To fulfil the demands of the rising urban population, India’s yearly investment in city infrastructure must climb from an average of $10.6 billion per year over the last decade to an average of $55 billion per year over the next 15 years, according to a World Bank analysis issued Monday.
The paper, titled ‘Financing India’s Infrastructure Needs: Commercial Financing Constraints and Prospects for Policy Action,’ indicated that India will require $840 billion in infrastructure funding over the next 15 years.
“By 2036, 600 million people in India would live in urban areas, accounting for 40% of the population.” This is anticipated to place extra strain on India’s already overburdened urban infrastructure and services, with increased demand for clean drinking water, dependable electricity supply, and efficient and safe road transportation, among other things. “At the moment, the federal and state governments finance more than 75% of city infrastructure, while urban local bodies (ULB) pay 15% with their own surplus income,” according to a World Bank statement.
According to the report, roughly half of the investment required in the next 15 years – $450 billion – was in the basic municipal services sector, which includes water supply, sewerage, solid waste management, roads, and streetlights, while the majority of the remaining amount was to address urban transportation needs.
Currently, the private sector accounts for barely 5% of urban infrastructure investments.
“With the government’s current (2018) annual urban infrastructure spending reaching $16 billion, a large portion of the deficit will require private finance,” according to the statement.
The paper examined ULBs in Tamil Nadu and Gujarat and discovered that all-India financing patterns were mirrored.
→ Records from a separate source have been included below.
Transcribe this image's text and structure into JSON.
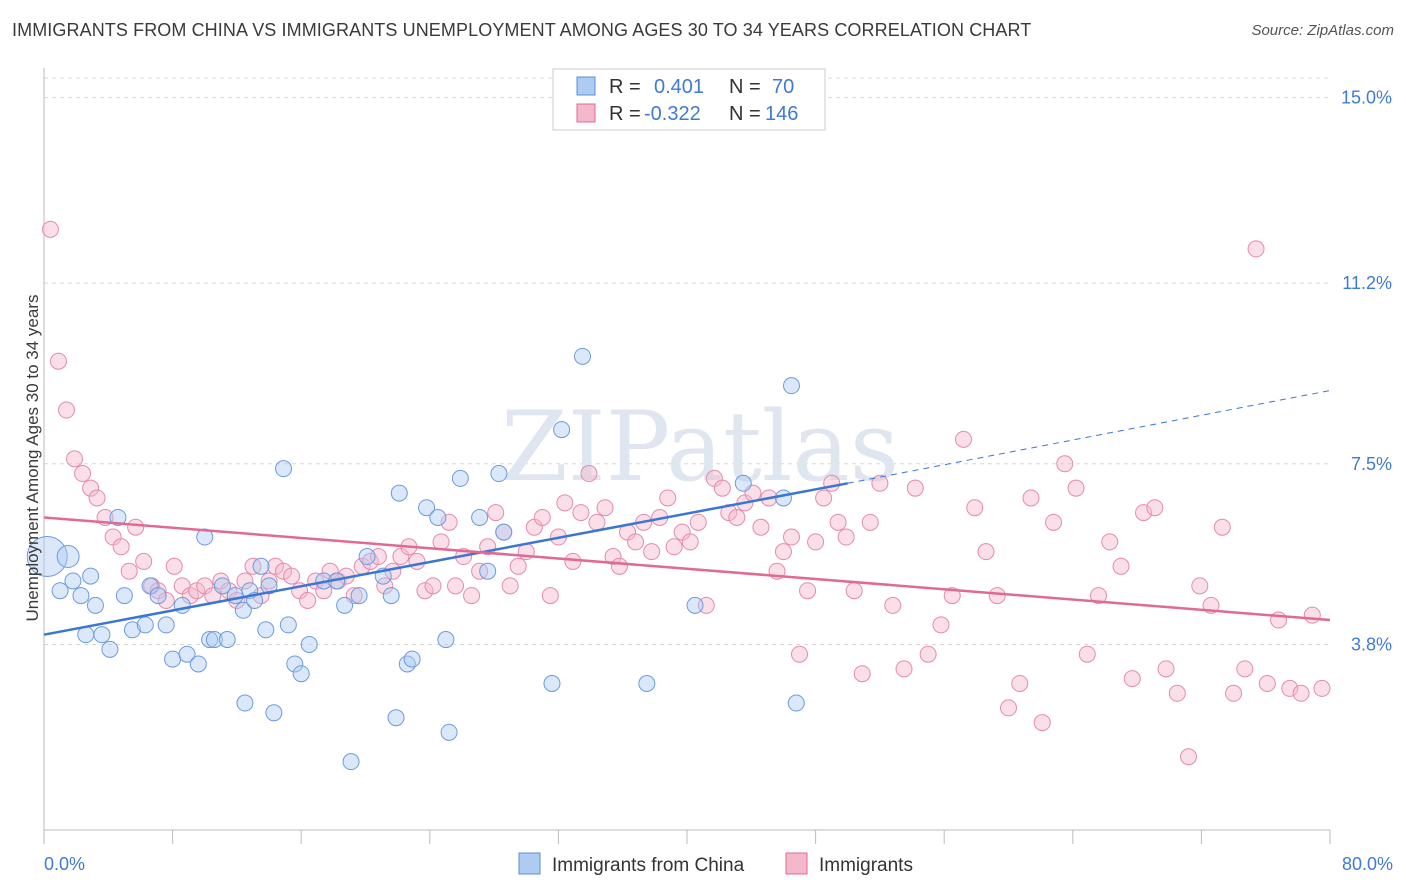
{
  "title": "IMMIGRANTS FROM CHINA VS IMMIGRANTS UNEMPLOYMENT AMONG AGES 30 TO 34 YEARS CORRELATION CHART",
  "source": "Source: ZipAtlas.com",
  "watermark": "ZIPatlas",
  "colors": {
    "blue": "#5b8fd8",
    "blue_fill": "#aecbf2",
    "pink": "#e06a93",
    "pink_fill": "#f4b8cc",
    "axis_text": "#3f7ad6",
    "grid": "#d8d8d8"
  },
  "legend_stats": [
    {
      "r_label": "R =",
      "r_value": "0.401",
      "n_label": "N =",
      "n_value": "70"
    },
    {
      "r_label": "R =",
      "r_value": "-0.322",
      "n_label": "N =",
      "n_value": "146"
    }
  ],
  "chart_data": {
    "type": "scatter",
    "title": "IMMIGRANTS FROM CHINA VS IMMIGRANTS UNEMPLOYMENT AMONG AGES 30 TO 34 YEARS CORRELATION CHART",
    "xlabel": "",
    "ylabel": "Unemployment Among Ages 30 to 34 years",
    "xlim": [
      0,
      80
    ],
    "ylim": [
      0,
      15.4
    ],
    "x_tick_labels": [
      "0.0%",
      "80.0%"
    ],
    "y_ticks": [
      3.8,
      7.5,
      11.2,
      15.0
    ],
    "y_tick_labels": [
      "3.8%",
      "7.5%",
      "11.2%",
      "15.0%"
    ],
    "grid": true,
    "legend_position": "bottom",
    "series": [
      {
        "name": "Immigrants from China",
        "color": "#5b8fd8",
        "trend": {
          "x": [
            0,
            50
          ],
          "y": [
            4.0,
            7.1
          ],
          "dashed_to": [
            80,
            9.0
          ]
        },
        "points": [
          [
            0.2,
            5.6
          ],
          [
            1.0,
            4.9
          ],
          [
            1.5,
            5.6
          ],
          [
            1.8,
            5.1
          ],
          [
            2.3,
            4.8
          ],
          [
            2.6,
            4.0
          ],
          [
            2.9,
            5.2
          ],
          [
            3.2,
            4.6
          ],
          [
            3.6,
            4.0
          ],
          [
            4.1,
            3.7
          ],
          [
            4.6,
            6.4
          ],
          [
            5.0,
            4.8
          ],
          [
            5.5,
            4.1
          ],
          [
            6.3,
            4.2
          ],
          [
            6.6,
            5.0
          ],
          [
            7.1,
            4.8
          ],
          [
            7.6,
            4.2
          ],
          [
            8.0,
            3.5
          ],
          [
            8.6,
            4.6
          ],
          [
            8.9,
            3.6
          ],
          [
            9.6,
            3.4
          ],
          [
            10.0,
            6.0
          ],
          [
            10.3,
            3.9
          ],
          [
            10.6,
            3.9
          ],
          [
            11.1,
            5.0
          ],
          [
            11.4,
            3.9
          ],
          [
            11.9,
            4.8
          ],
          [
            12.4,
            4.5
          ],
          [
            12.8,
            4.9
          ],
          [
            13.1,
            4.7
          ],
          [
            13.5,
            5.4
          ],
          [
            14.0,
            5.0
          ],
          [
            14.3,
            2.4
          ],
          [
            14.9,
            7.4
          ],
          [
            15.2,
            4.2
          ],
          [
            15.6,
            3.4
          ],
          [
            16.0,
            3.2
          ],
          [
            16.5,
            3.8
          ],
          [
            17.4,
            5.1
          ],
          [
            18.2,
            5.1
          ],
          [
            18.7,
            4.6
          ],
          [
            19.1,
            1.4
          ],
          [
            19.6,
            4.8
          ],
          [
            20.1,
            5.6
          ],
          [
            21.1,
            5.2
          ],
          [
            21.6,
            4.8
          ],
          [
            21.9,
            2.3
          ],
          [
            22.1,
            6.9
          ],
          [
            22.6,
            3.4
          ],
          [
            22.9,
            3.5
          ],
          [
            23.8,
            6.6
          ],
          [
            24.5,
            6.4
          ],
          [
            25.0,
            3.9
          ],
          [
            25.2,
            2.0
          ],
          [
            25.9,
            7.2
          ],
          [
            27.1,
            6.4
          ],
          [
            27.6,
            5.3
          ],
          [
            28.3,
            7.3
          ],
          [
            28.6,
            6.1
          ],
          [
            31.6,
            3.0
          ],
          [
            32.2,
            8.2
          ],
          [
            33.5,
            9.7
          ],
          [
            37.5,
            3.0
          ],
          [
            46.0,
            6.8
          ],
          [
            46.5,
            9.1
          ],
          [
            46.8,
            2.6
          ],
          [
            43.5,
            7.1
          ],
          [
            40.5,
            4.6
          ],
          [
            12.5,
            2.6
          ],
          [
            13.8,
            4.1
          ]
        ]
      },
      {
        "name": "Immigrants",
        "color": "#e06a93",
        "trend": {
          "x": [
            0,
            80
          ],
          "y": [
            6.4,
            4.3
          ]
        },
        "points": [
          [
            0.4,
            12.3
          ],
          [
            0.9,
            9.6
          ],
          [
            1.4,
            8.6
          ],
          [
            1.9,
            7.6
          ],
          [
            2.4,
            7.3
          ],
          [
            2.9,
            7.0
          ],
          [
            3.3,
            6.8
          ],
          [
            3.8,
            6.4
          ],
          [
            4.3,
            6.0
          ],
          [
            4.8,
            5.8
          ],
          [
            5.3,
            5.3
          ],
          [
            5.7,
            6.2
          ],
          [
            6.2,
            5.5
          ],
          [
            6.7,
            5.0
          ],
          [
            7.1,
            4.9
          ],
          [
            7.6,
            4.7
          ],
          [
            8.1,
            5.4
          ],
          [
            8.6,
            5.0
          ],
          [
            9.1,
            4.8
          ],
          [
            9.5,
            4.9
          ],
          [
            10.0,
            5.0
          ],
          [
            10.5,
            4.8
          ],
          [
            11.0,
            5.1
          ],
          [
            11.5,
            4.9
          ],
          [
            12.0,
            4.7
          ],
          [
            12.5,
            5.1
          ],
          [
            13.0,
            5.4
          ],
          [
            13.5,
            4.8
          ],
          [
            14.0,
            5.1
          ],
          [
            14.4,
            5.4
          ],
          [
            14.9,
            5.3
          ],
          [
            15.4,
            5.2
          ],
          [
            15.9,
            4.9
          ],
          [
            16.4,
            4.7
          ],
          [
            16.9,
            5.1
          ],
          [
            17.4,
            4.9
          ],
          [
            17.8,
            5.3
          ],
          [
            18.3,
            5.1
          ],
          [
            18.8,
            5.2
          ],
          [
            19.3,
            4.8
          ],
          [
            19.8,
            5.4
          ],
          [
            20.3,
            5.5
          ],
          [
            20.8,
            5.6
          ],
          [
            21.2,
            5.0
          ],
          [
            21.7,
            5.3
          ],
          [
            22.2,
            5.6
          ],
          [
            22.7,
            5.8
          ],
          [
            23.2,
            5.5
          ],
          [
            23.7,
            4.9
          ],
          [
            24.2,
            5.0
          ],
          [
            24.7,
            5.9
          ],
          [
            25.2,
            6.3
          ],
          [
            25.6,
            5.0
          ],
          [
            26.1,
            5.6
          ],
          [
            26.6,
            4.8
          ],
          [
            27.1,
            5.3
          ],
          [
            27.6,
            5.8
          ],
          [
            28.1,
            6.5
          ],
          [
            28.6,
            6.1
          ],
          [
            29.0,
            5.0
          ],
          [
            29.5,
            5.4
          ],
          [
            30.0,
            5.7
          ],
          [
            30.5,
            6.2
          ],
          [
            31.0,
            6.4
          ],
          [
            31.5,
            4.8
          ],
          [
            32.0,
            6.0
          ],
          [
            32.4,
            6.7
          ],
          [
            32.9,
            5.5
          ],
          [
            33.4,
            6.5
          ],
          [
            33.9,
            7.3
          ],
          [
            34.4,
            6.3
          ],
          [
            34.9,
            6.6
          ],
          [
            35.4,
            5.6
          ],
          [
            35.8,
            5.4
          ],
          [
            36.3,
            6.1
          ],
          [
            36.8,
            5.9
          ],
          [
            37.3,
            6.3
          ],
          [
            37.8,
            5.7
          ],
          [
            38.3,
            6.4
          ],
          [
            38.8,
            6.8
          ],
          [
            39.2,
            5.8
          ],
          [
            39.7,
            6.1
          ],
          [
            40.2,
            5.9
          ],
          [
            40.7,
            6.3
          ],
          [
            41.2,
            4.6
          ],
          [
            41.7,
            7.2
          ],
          [
            42.2,
            7.0
          ],
          [
            42.6,
            6.5
          ],
          [
            43.1,
            6.4
          ],
          [
            43.6,
            6.7
          ],
          [
            44.1,
            6.9
          ],
          [
            44.6,
            6.2
          ],
          [
            45.1,
            6.8
          ],
          [
            45.6,
            5.3
          ],
          [
            46.0,
            5.7
          ],
          [
            46.5,
            6.0
          ],
          [
            47.0,
            3.6
          ],
          [
            47.5,
            4.9
          ],
          [
            48.0,
            5.9
          ],
          [
            48.5,
            6.8
          ],
          [
            49.0,
            7.1
          ],
          [
            49.4,
            6.3
          ],
          [
            49.9,
            6.0
          ],
          [
            50.4,
            4.9
          ],
          [
            50.9,
            3.2
          ],
          [
            51.4,
            6.3
          ],
          [
            52.0,
            7.1
          ],
          [
            52.8,
            4.6
          ],
          [
            53.5,
            3.3
          ],
          [
            54.2,
            7.0
          ],
          [
            55.0,
            3.6
          ],
          [
            55.8,
            4.2
          ],
          [
            56.5,
            4.8
          ],
          [
            57.2,
            8.0
          ],
          [
            57.9,
            6.6
          ],
          [
            58.6,
            5.7
          ],
          [
            59.3,
            4.8
          ],
          [
            60.0,
            2.5
          ],
          [
            60.7,
            3.0
          ],
          [
            61.4,
            6.8
          ],
          [
            62.1,
            2.2
          ],
          [
            62.8,
            6.3
          ],
          [
            63.5,
            7.5
          ],
          [
            64.2,
            7.0
          ],
          [
            64.9,
            3.6
          ],
          [
            65.6,
            4.8
          ],
          [
            66.3,
            5.9
          ],
          [
            67.0,
            5.4
          ],
          [
            67.7,
            3.1
          ],
          [
            68.4,
            6.5
          ],
          [
            69.1,
            6.6
          ],
          [
            69.8,
            3.3
          ],
          [
            70.5,
            2.8
          ],
          [
            71.2,
            1.5
          ],
          [
            71.9,
            5.0
          ],
          [
            72.6,
            4.6
          ],
          [
            73.3,
            6.2
          ],
          [
            74.0,
            2.8
          ],
          [
            74.7,
            3.3
          ],
          [
            75.4,
            11.9
          ],
          [
            76.1,
            3.0
          ],
          [
            76.8,
            4.3
          ],
          [
            77.5,
            2.9
          ],
          [
            78.2,
            2.8
          ],
          [
            78.9,
            4.4
          ],
          [
            79.5,
            2.9
          ]
        ]
      }
    ]
  },
  "bottom_legend": [
    "Immigrants from China",
    "Immigrants"
  ]
}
The Union and state governments accounted for more than three-quarters of overall urban capital spending in the two states. The state governments funded around 70% of urban capital spending in Tamil Nadu and 55% in Gujarat.
“Commercial finance was insignificant in Gujarat, accounting for barely 1% of total ULB expenditure across the state.” ULBs in Tamil Nadu, on the other hand, raised up to 12% of their total capital expenditure through commercial financing, mostly through loans from state-controlled FIs [financial institutions], according to the research.
According to the paper, the comparatively cheap rates for municipal services, as well as a poor regulatory environment, exacerbate the issues.
“Between 2011 and 2018, urban property tax was around 0.15% of GDP, compared to a low and middle-income country average of 0.3-0.6% of GDP.” “Low municipal service prices also impair their financial viability and attraction to private investment,” according to the research.
Among its recommendations, the World Bank research suggested formula-based and unconditional transfers of funding to cities, as well as gradually extending the responsibilities of local agencies.
“The Indian government can play an essential role in reducing market frictions that cities experience while seeking private investment.” “The World Bank report proposes a range of measures that city, state, and federal agencies can take to bend the arc toward a future in which private commercial finance becomes a much larger part of the solution to India’s urban investment challenge,” said Roland White, a co-author of the report and the World Bank’s global lead of city management and finance.